Fine-tuning is the wrong approach when you have fewer than 500–1,000 high-quality training examples, when your task changes frequently (making retraining expensive), or when you need the model to generalize to many different task types within one deployment.
The Break-Even Calculation Explained
The break-even point is the number of inference requests after which the upfront training cost is paid back by savings on inference. This requires comparing two scenarios:
- Fine-tune route: Pay training cost upfront, then serve inference on the fine-tuned model. For managed fine-tunes (GPT-4o mini), inference costs slightly more than base. For self-hosted open-source models, inference costs are just GPU compute with no per-token fees.
- Base API route: No upfront cost. Pay standard API rates for every request. The base model may need longer prompts (system instructions, few-shot examples) to match fine-tuned quality — increasing per-request token counts.

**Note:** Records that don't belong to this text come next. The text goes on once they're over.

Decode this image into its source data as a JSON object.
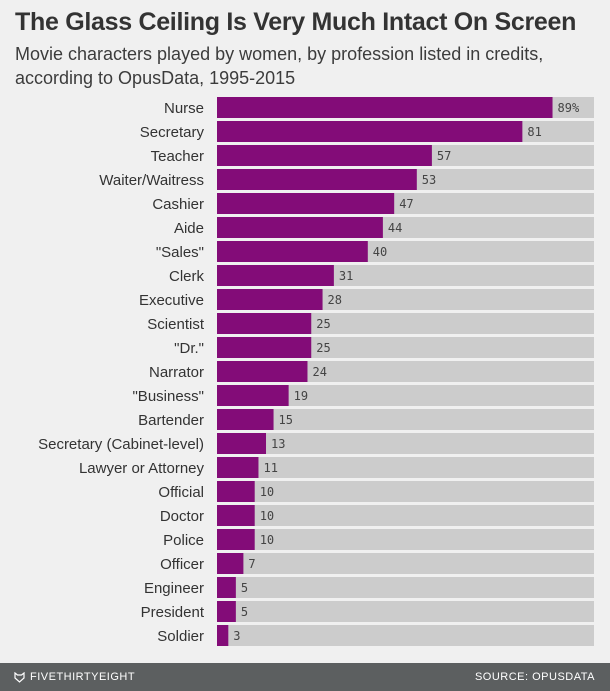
{
  "chart_data": {
    "type": "bar",
    "orientation": "horizontal",
    "title": "The Glass Ceiling Is Very Much Intact On Screen",
    "subtitle": "Movie characters played by women, by profession listed in credits, according to OpusData, 1995-2015",
    "categories": [
      "Nurse",
      "Secretary",
      "Teacher",
      "Waiter/Waitress",
      "Cashier",
      "Aide",
      "\"Sales\"",
      "Clerk",
      "Executive",
      "Scientist",
      "\"Dr.\"",
      "Narrator",
      "\"Business\"",
      "Bartender",
      "Secretary (Cabinet-level)",
      "Lawyer or Attorney",
      "Official",
      "Doctor",
      "Police",
      "Officer",
      "Engineer",
      "President",
      "Soldier"
    ],
    "values": [
      89,
      81,
      57,
      53,
      47,
      44,
      40,
      31,
      28,
      25,
      25,
      24,
      19,
      15,
      13,
      11,
      10,
      10,
      10,
      7,
      5,
      5,
      3
    ],
    "value_labels": [
      "89%",
      "81",
      "57",
      "53",
      "47",
      "44",
      "40",
      "31",
      "28",
      "25",
      "25",
      "24",
      "19",
      "15",
      "13",
      "11",
      "10",
      "10",
      "10",
      "7",
      "5",
      "5",
      "3"
    ],
    "xlim": [
      0,
      100
    ],
    "grid": false,
    "colors": {
      "bar": "#830c78",
      "track": "#cccccc",
      "background": "#f0f0f0",
      "footer": "#5c5f60"
    }
  },
  "footer": {
    "brand": "FIVETHIRTYEIGHT",
    "brand_icon": "fox-logo-icon",
    "source": "SOURCE: OPUSDATA"
  }
}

The break-even formula is: Training Cost / (Monthly API Spend - Monthly Fine-Tune Spend) = Months to Break Even. If the fine-tuned model costs the same or more per inference call (as with OpenAI's fine-tuned endpoint pricing), the break-even only comes from reduced prompt length (fewer tokens per request). If the fine-tuned model is cheaper per call (as with self-hosted), break-even can be very fast at high volume.